深水之中,不断沉沦,身体越来越重,意识越来越模糊,如同万千利刃,不停的刺痛着她的皮肤,华毓秀半睁半闭着双眼,伸出手,不断的向前想要抓住什么,却什么都抓不住。
“秀秀,哥叫你来学游泳,不是让你来吃东西的,万一你将来掉在了水里怎么办,多学一项技能,对人身安全也多了一份保障。”

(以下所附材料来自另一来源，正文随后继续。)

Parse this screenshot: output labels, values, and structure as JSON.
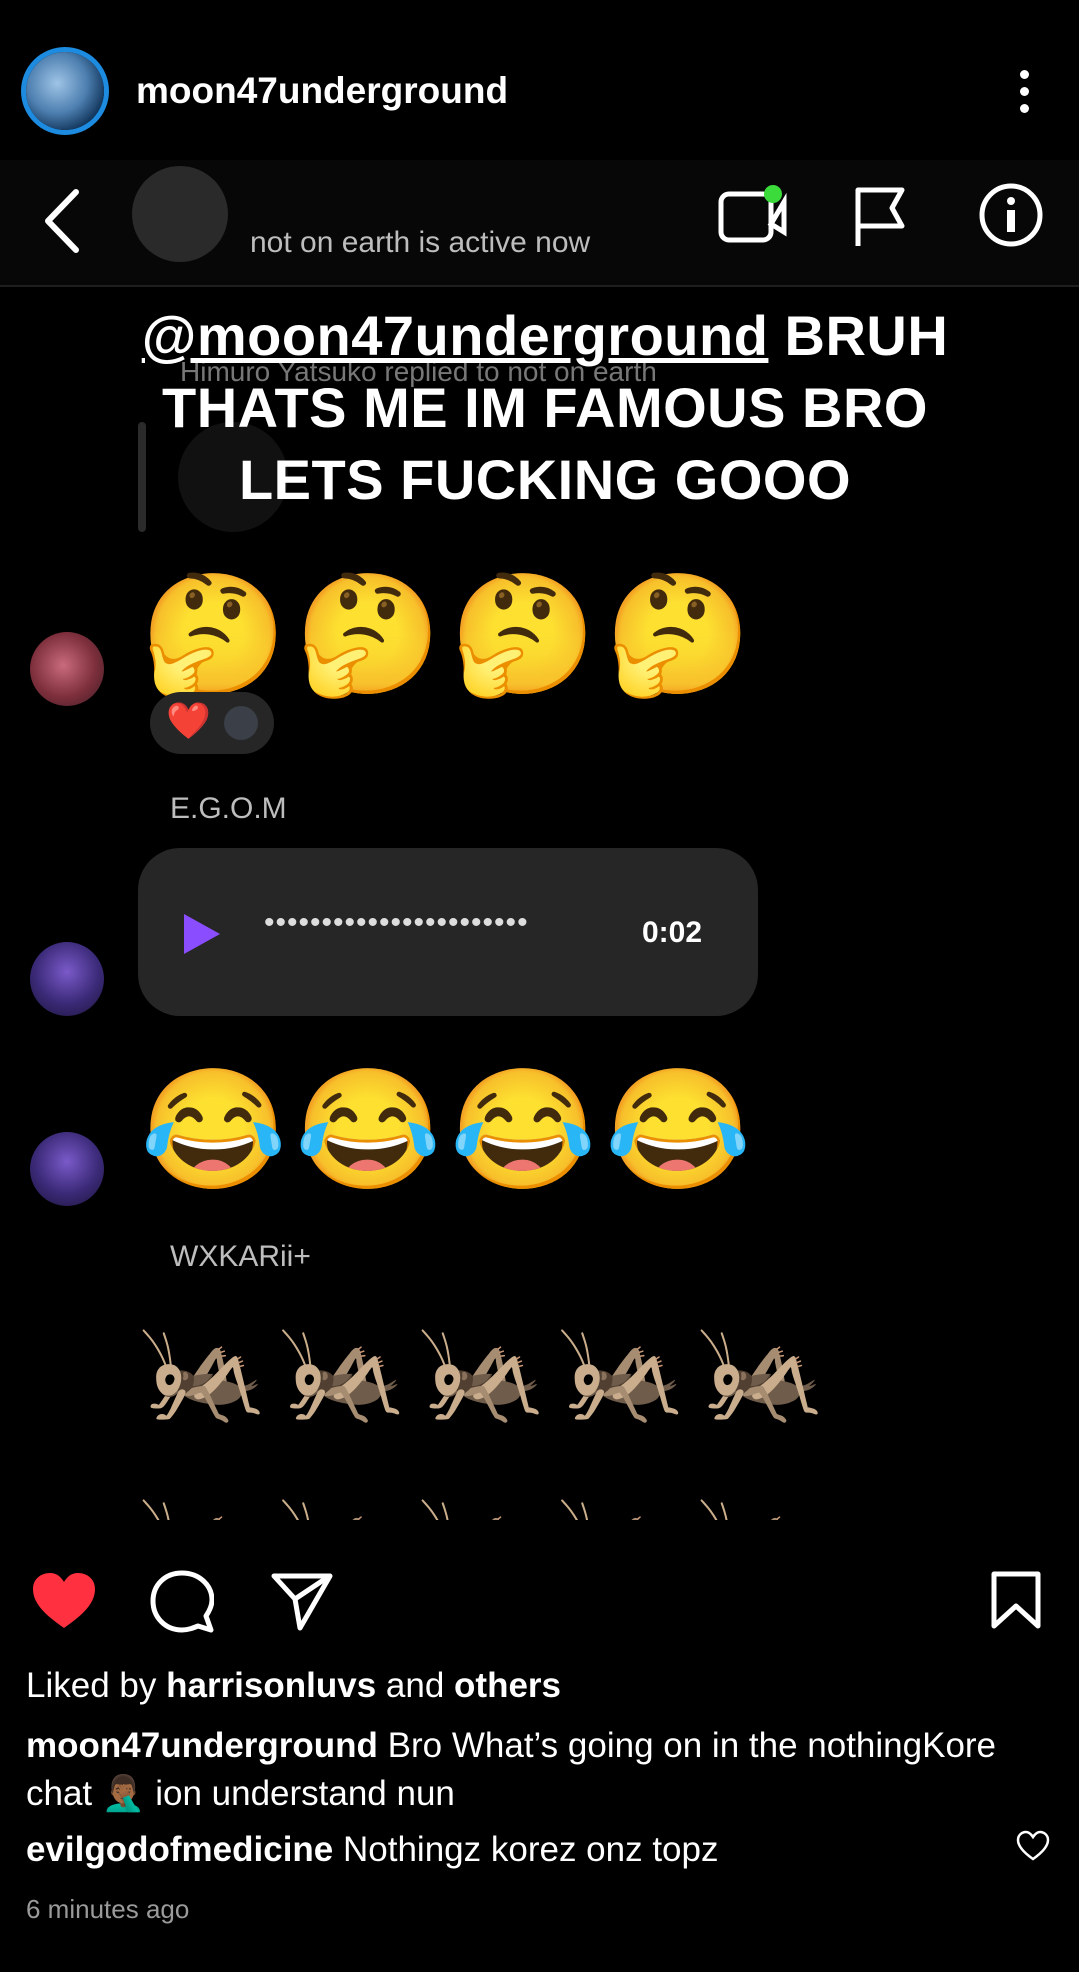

沙滩边,她捧着一碗冰淇淋哈哈大笑:“哥,平白无故的哪能掉水里啊,再说了,就算我掉进水里,你不会来救我啊,有你在我怕什么。”
那个时候,她有爱护她的家人,有个温暖的家,有个坚强的后盾,而现在,她什么都没有。
她后悔了,她应该听她哥哥的话的。
华毓秀缓慢的闭上了双眼,恍恍惚惚,沉沉载载之中,她仿佛看到了一道白色的影子从一道微弱的光源处不断的向她靠近,那人,她看不清他的模样,可不知为何,却给了绝望之中的她万分希望。

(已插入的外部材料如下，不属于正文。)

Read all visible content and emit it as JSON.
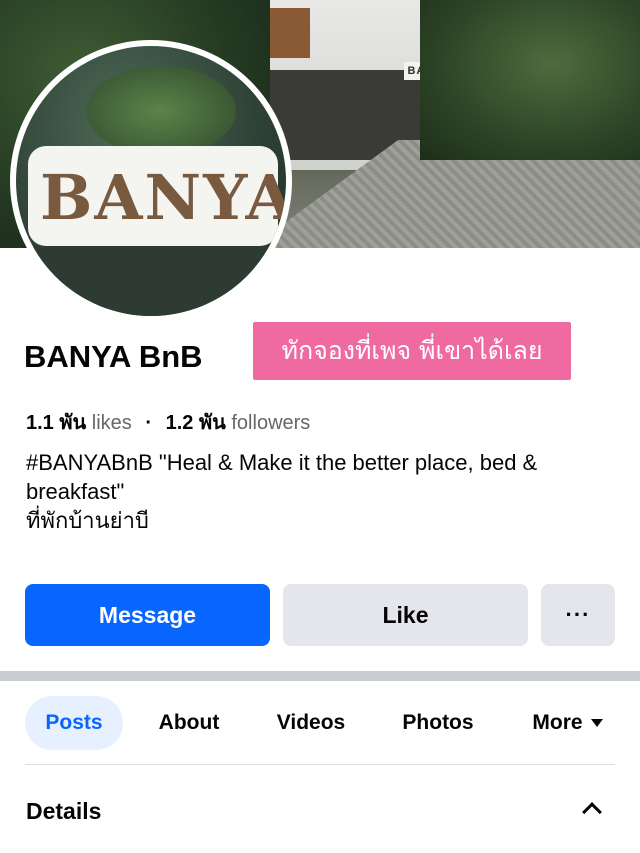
{
  "cover": {
    "sign_text": "BANYA"
  },
  "avatar": {
    "logo_text": "BANYA"
  },
  "page": {
    "name": "BANYA BnB",
    "promo_tag": "ทักจองที่เพจ พี่เขาได้เลย"
  },
  "stats": {
    "likes_count": "1.1 พัน",
    "likes_label": "likes",
    "separator": "·",
    "followers_count": "1.2 พัน",
    "followers_label": "followers"
  },
  "bio": {
    "line1": "#BANYABnB \"Heal & Make it the better place, bed & breakfast\"",
    "line2": "ที่พักบ้านย่าบี"
  },
  "actions": {
    "message_label": "Message",
    "like_label": "Like",
    "more_label": "···"
  },
  "tabs": [
    {
      "label": "Posts",
      "active": true
    },
    {
      "label": "About"
    },
    {
      "label": "Videos"
    },
    {
      "label": "Photos"
    },
    {
      "label": "More"
    }
  ],
  "details": {
    "title": "Details"
  },
  "colors": {
    "accent": "#0866ff",
    "promo": "#ef6aa1",
    "button_gray": "#e4e6eb",
    "active_tab_bg": "#e7f0fe"
  }
}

水波有了异动,那人终于来到了她的身边,一只手将她拦腰抱起,华毓秀心中笑了,她闭着眼,感受着那人带着她不断往上。
虽然那过程,她几乎就要窒息过去。
两人破水而出,华毓秀刚咳出了几口水,深深的吸了口气,还没来得及回神,那人捞着她腰身突然凌空飞起,一阵天旋地转,景色翩飞,到了岸上,那人一松开她的腰际,华毓秀就华丽的趴到在了地上。
目光所及处,是一双白色脚尖处染了一点淤泥的鞋子。
又猛地吐出了几口水,冷风吹来,冻得直哆嗦。
华毓秀抹了把唇,艰难的抬起头,却不知,那一眼,便是她一生的劫。
目光一动不动,仿佛离不开眼一般直直的望着眼前之人。
一时间,她甚至忘记了寒冷。
这世间,居然还有如此绝代风华颠倒众生的男子,仿佛从画中而来的画中仙一般,纤尘不染,惊艳绝绝,遗世独立。

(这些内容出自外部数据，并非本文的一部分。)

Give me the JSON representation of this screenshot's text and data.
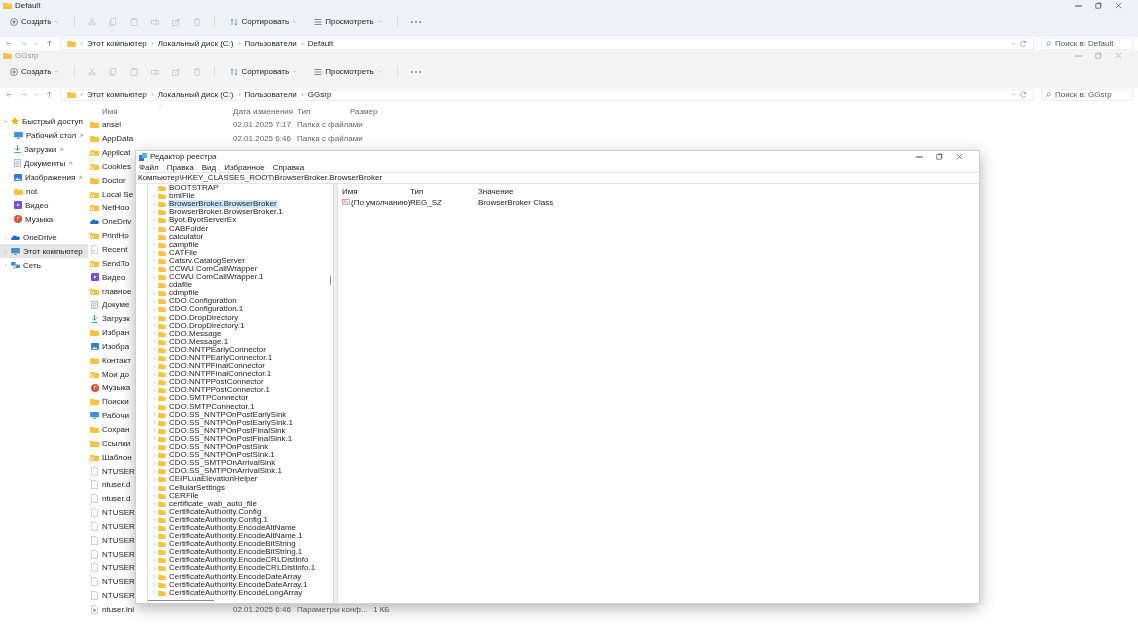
{
  "explorer_back": {
    "title": "Default",
    "toolbar": {
      "create": "Создать",
      "sort": "Сортировать",
      "view": "Просмотреть"
    },
    "breadcrumb": [
      "Этот компьютер",
      "Локальный диск (C:)",
      "Пользователи",
      "Default"
    ],
    "search": {
      "placeholder": "Поиск в: Default"
    }
  },
  "explorer_front": {
    "title": "GGsrp",
    "toolbar": {
      "create": "Создать",
      "sort": "Сортировать",
      "view": "Просмотреть"
    },
    "breadcrumb": [
      "Этот компьютер",
      "Локальный диск (C:)",
      "Пользователи",
      "GGsrp"
    ],
    "search": {
      "placeholder": "Поиск в: GGsrp"
    },
    "nav": [
      {
        "label": "Быстрый доступ",
        "kind": "star",
        "expanded": true,
        "selected": false,
        "children": [
          {
            "label": "Рабочий стол",
            "kind": "desktop",
            "pinned": true,
            "selected": false
          },
          {
            "label": "Загрузки",
            "kind": "downloads",
            "pinned": true,
            "selected": false
          },
          {
            "label": "Документы",
            "kind": "documents",
            "pinned": true,
            "selected": false
          },
          {
            "label": "Изображения",
            "kind": "pictures",
            "pinned": true,
            "selected": false
          },
          {
            "label": "not",
            "kind": "folder",
            "pinned": false,
            "selected": false
          },
          {
            "label": "Видео",
            "kind": "video",
            "pinned": false,
            "selected": false
          },
          {
            "label": "Музыка",
            "kind": "music",
            "pinned": false,
            "selected": false
          }
        ]
      },
      {
        "label": "OneDrive",
        "kind": "onedrive",
        "expanded": false,
        "selected": false
      },
      {
        "label": "Этот компьютер",
        "kind": "pc",
        "expanded": false,
        "selected": true
      },
      {
        "label": "Сеть",
        "kind": "network",
        "expanded": false,
        "selected": false
      }
    ],
    "columns": [
      "Имя",
      "Дата изменения",
      "Тип",
      "Размер"
    ],
    "files": [
      {
        "name": "ansel",
        "kind": "folder",
        "date": "02.01.2025 7:17",
        "type": "Папка с файлами"
      },
      {
        "name": "AppData",
        "kind": "folder",
        "date": "02.01.2025 6:46",
        "type": "Папка с файлами"
      },
      {
        "name": "Applicat",
        "kind": "link-folder"
      },
      {
        "name": "Cookies",
        "kind": "link-folder"
      },
      {
        "name": "Doctor",
        "kind": "folder"
      },
      {
        "name": "Local Se",
        "kind": "link-folder"
      },
      {
        "name": "NetHoo",
        "kind": "link-folder"
      },
      {
        "name": "OneDriv",
        "kind": "onedrive"
      },
      {
        "name": "PrintHo",
        "kind": "link-folder"
      },
      {
        "name": "Recent",
        "kind": "link-file"
      },
      {
        "name": "SendTo",
        "kind": "link-folder"
      },
      {
        "name": "Видео",
        "kind": "video"
      },
      {
        "name": "главное",
        "kind": "link-folder"
      },
      {
        "name": "Докуме",
        "kind": "documents"
      },
      {
        "name": "Загрузк",
        "kind": "downloads"
      },
      {
        "name": "Избран",
        "kind": "folder"
      },
      {
        "name": "Изобра",
        "kind": "pictures"
      },
      {
        "name": "Контакт",
        "kind": "folder"
      },
      {
        "name": "Мои до",
        "kind": "link-folder"
      },
      {
        "name": "Музыка",
        "kind": "music"
      },
      {
        "name": "Поиски",
        "kind": "folder"
      },
      {
        "name": "Рабочи",
        "kind": "desktop"
      },
      {
        "name": "Сохран",
        "kind": "folder"
      },
      {
        "name": "Ссылки",
        "kind": "folder"
      },
      {
        "name": "Шаблон",
        "kind": "link-folder"
      },
      {
        "name": "NTUSER",
        "kind": "file"
      },
      {
        "name": "ntuser.d",
        "kind": "file"
      },
      {
        "name": "ntuser.d",
        "kind": "file"
      },
      {
        "name": "NTUSER",
        "kind": "file"
      },
      {
        "name": "NTUSER",
        "kind": "file"
      },
      {
        "name": "NTUSER",
        "kind": "file"
      },
      {
        "name": "NTUSER",
        "kind": "file"
      },
      {
        "name": "NTUSER",
        "kind": "file"
      },
      {
        "name": "NTUSER",
        "kind": "file"
      },
      {
        "name": "NTUSER",
        "kind": "file"
      },
      {
        "name": "ntuser.ini",
        "kind": "ini",
        "date": "02.01.2025 6:46",
        "type": "Параметры конф...",
        "size": "1 КБ"
      }
    ]
  },
  "registry_editor": {
    "title": "Редактор реестра",
    "menu": [
      "Файл",
      "Правка",
      "Вид",
      "Избранное",
      "Справка"
    ],
    "address": "Компьютер\\HKEY_CLASSES_ROOT\\BrowserBroker.BrowserBroker",
    "tree": [
      {
        "label": "BOOTSTRAP",
        "expandable": false,
        "selected": false
      },
      {
        "label": "bmlFile",
        "expandable": true,
        "selected": false
      },
      {
        "label": "BrowserBroker.BrowserBroker",
        "expandable": true,
        "selected": true
      },
      {
        "label": "BrowserBroker.BrowserBroker.1",
        "expandable": true,
        "selected": false
      },
      {
        "label": "Byot.ByotServerEx",
        "expandable": true,
        "selected": false
      },
      {
        "label": "CABFolder",
        "expandable": true,
        "selected": false
      },
      {
        "label": "calculator",
        "expandable": false,
        "selected": false
      },
      {
        "label": "campfile",
        "expandable": true,
        "selected": false
      },
      {
        "label": "CATFile",
        "expandable": true,
        "selected": false
      },
      {
        "label": "Catsrv.CatalogServer",
        "expandable": true,
        "selected": false
      },
      {
        "label": "CCWU.ComCallWrapper",
        "expandable": true,
        "selected": false
      },
      {
        "label": "CCWU.ComCallWrapper.1",
        "expandable": true,
        "selected": false
      },
      {
        "label": "cdafile",
        "expandable": false,
        "selected": false
      },
      {
        "label": "cdmpfile",
        "expandable": true,
        "selected": false
      },
      {
        "label": "CDO.Configuration",
        "expandable": true,
        "selected": false
      },
      {
        "label": "CDO.Configuration.1",
        "expandable": true,
        "selected": false
      },
      {
        "label": "CDO.DropDirectory",
        "expandable": true,
        "selected": false
      },
      {
        "label": "CDO.DropDirectory.1",
        "expandable": true,
        "selected": false
      },
      {
        "label": "CDO.Message",
        "expandable": true,
        "selected": false
      },
      {
        "label": "CDO.Message.1",
        "expandable": true,
        "selected": false
      },
      {
        "label": "CDO.NNTPEarlyConnector",
        "expandable": true,
        "selected": false
      },
      {
        "label": "CDO.NNTPEarlyConnector.1",
        "expandable": true,
        "selected": false
      },
      {
        "label": "CDO.NNTPFinalConnector",
        "expandable": true,
        "selected": false
      },
      {
        "label": "CDO.NNTPFinalConnector.1",
        "expandable": true,
        "selected": false
      },
      {
        "label": "CDO.NNTPPostConnector",
        "expandable": true,
        "selected": false
      },
      {
        "label": "CDO.NNTPPostConnector.1",
        "expandable": true,
        "selected": false
      },
      {
        "label": "CDO.SMTPConnector",
        "expandable": true,
        "selected": false
      },
      {
        "label": "CDO.SMTPConnector.1",
        "expandable": true,
        "selected": false
      },
      {
        "label": "CDO.SS_NNTPOnPostEarlySink",
        "expandable": true,
        "selected": false
      },
      {
        "label": "CDO.SS_NNTPOnPostEarlySink.1",
        "expandable": true,
        "selected": false
      },
      {
        "label": "CDO.SS_NNTPOnPostFinalSink",
        "expandable": true,
        "selected": false
      },
      {
        "label": "CDO.SS_NNTPOnPostFinalSink.1",
        "expandable": true,
        "selected": false
      },
      {
        "label": "CDO.SS_NNTPOnPostSink",
        "expandable": true,
        "selected": false
      },
      {
        "label": "CDO.SS_NNTPOnPostSink.1",
        "expandable": true,
        "selected": false
      },
      {
        "label": "CDO.SS_SMTPOnArrivalSink",
        "expandable": true,
        "selected": false
      },
      {
        "label": "CDO.SS_SMTPOnArrivalSink.1",
        "expandable": true,
        "selected": false
      },
      {
        "label": "CEIPLuaElevationHelper",
        "expandable": true,
        "selected": false
      },
      {
        "label": "CellularSettings",
        "expandable": true,
        "selected": false
      },
      {
        "label": "CERFile",
        "expandable": true,
        "selected": false
      },
      {
        "label": "certificate_wab_auto_file",
        "expandable": true,
        "selected": false
      },
      {
        "label": "CertificateAuthority.Config",
        "expandable": true,
        "selected": false
      },
      {
        "label": "CertificateAuthority.Config.1",
        "expandable": true,
        "selected": false
      },
      {
        "label": "CertificateAuthority.EncodeAltName",
        "expandable": true,
        "selected": false
      },
      {
        "label": "CertificateAuthority.EncodeAltName.1",
        "expandable": true,
        "selected": false
      },
      {
        "label": "CertificateAuthority.EncodeBitString",
        "expandable": true,
        "selected": false
      },
      {
        "label": "CertificateAuthority.EncodeBitString.1",
        "expandable": true,
        "selected": false
      },
      {
        "label": "CertificateAuthority.EncodeCRLDistInfo",
        "expandable": true,
        "selected": false
      },
      {
        "label": "CertificateAuthority.EncodeCRLDistInfo.1",
        "expandable": true,
        "selected": false
      },
      {
        "label": "CertificateAuthority.EncodeDateArray",
        "expandable": true,
        "selected": false
      },
      {
        "label": "CertificateAuthority.EncodeDateArray.1",
        "expandable": true,
        "selected": false
      },
      {
        "label": "CertificateAuthority.EncodeLongArray",
        "expandable": true,
        "selected": false
      }
    ],
    "columns": [
      "Имя",
      "Тип",
      "Значение"
    ],
    "values": [
      {
        "name": "(По умолчанию)",
        "type": "REG_SZ",
        "data": "BrowserBroker Class"
      }
    ]
  }
}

只见在一片烟雾之中,他肌肤胜雪,眉目如画,鼻若悬胆,唇色如樱,一袭象牙白衣衫,将他修长挺拔的身姿发挥得淋漓尽致,乌黑如墨般的发丝由一根白玉簪子轻轻挽起,额前几绺发丝随风轻轻飘动,浑身竟然连一滴水渍都没有,静静立于一片青色之中,白色衣摆仿若明珠。
他就站在她的跟前,一双如同山谷中隐藏的幽幽清泉般冷冽的眸子没有任何情感的看着她,仿佛这天地间万物都没能入他眼一般,毫无波动,冷寂一片,又带着一股魅惑人心的魔力,让人不知不觉沉溺其中。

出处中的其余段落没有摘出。